Other Minutemen complain that they are sick of paying taxes for social services like hospitals that are abused by immigrants. They also protest that because many of the private companies in their communities get tax breaks, and because those companies hire migrants, they are effectively subsidizing illegal immigration. Barbara and Jack Fagan, who had driven from Spokane, Wash., bitterly complain about the tax issues. A wind kicks up and blows dust in their eyes and mouths, but the couple, both retired, appear to enjoy themselves. I ask if they are wearing guns. Barbara Fagan says, "I'm wearing a crochet needle and thread."
Of course, some of the Minutemen fit the stereotype of the know-nothing. In Palominas, I talk to an 18-year-old girl named Ashley Miller, who is pregnant and whose 3-year-old stepson plays in the dust. Miller has lived on the border all her life and watched migrants cross her land without trouble. She is not happy with the Minutemen, nor is her family, who grow hay in irrigated fields nearby.
"These people come here for a minute and they think they're men," Miller says. "They don't live on the border, they don't know the border, they know hearsay, what they've read. They'll get some ego boost from saying they've defended the border." Then, she says, they will depart, and nothing will change, except that migrants crossing her land will now expect her father and uncle and grandfather to be armed and hostile. "These Minutemen are putting the children, the people waiting at a bus stop, the people in their homes in danger," she says.

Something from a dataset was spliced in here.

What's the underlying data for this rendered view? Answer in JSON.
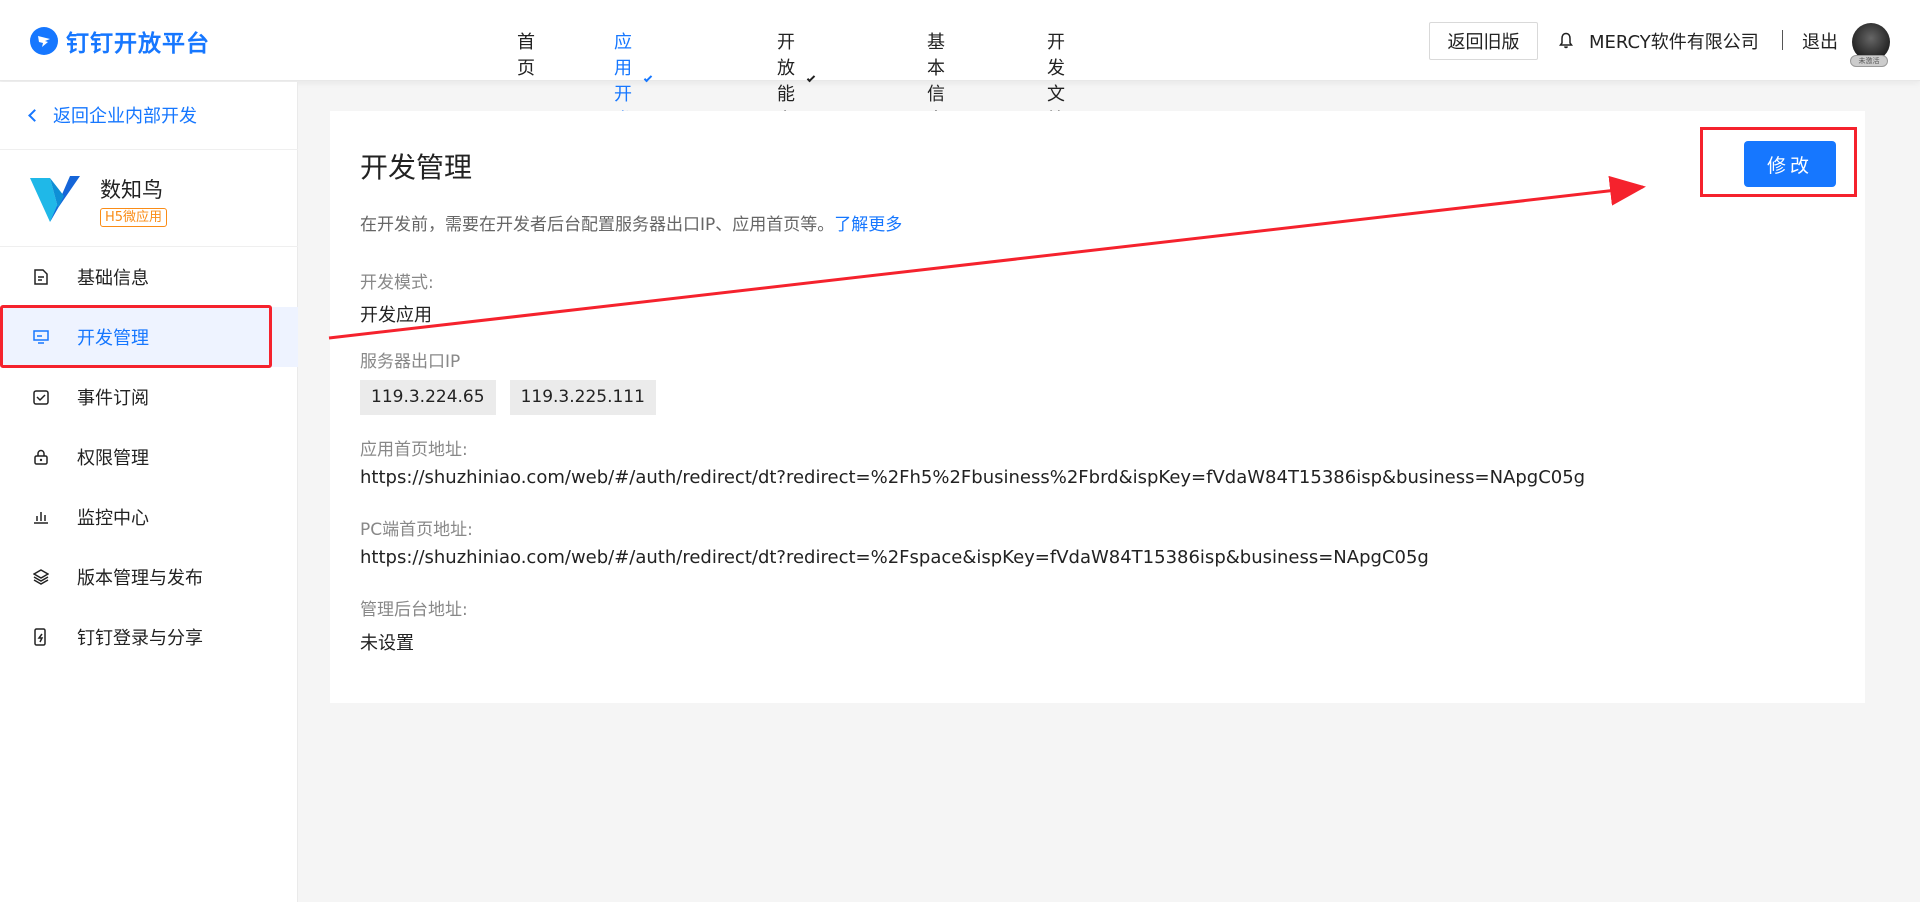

At that point, a Minuteman with watery eyes and yellow teeth approaches, cursing Miller and me. "So," he says, drawing close. "Anti-Minuteman, eh, little girl? A l'il bit iffy about the situation, little girl?" He leers and sways and Miller recoils. "And you -- New York reporters! I've never been east of Jackson, Wyoming. So I say fuck y'all!"
"People like you make us feel ashamed," Miller says quietly.
"I'm trying to help you," he screams.
"Help me with what?"
"Freedom!" There is more screaming. Miller, near tears, picks up her 3-year-old and walks across the road to her home.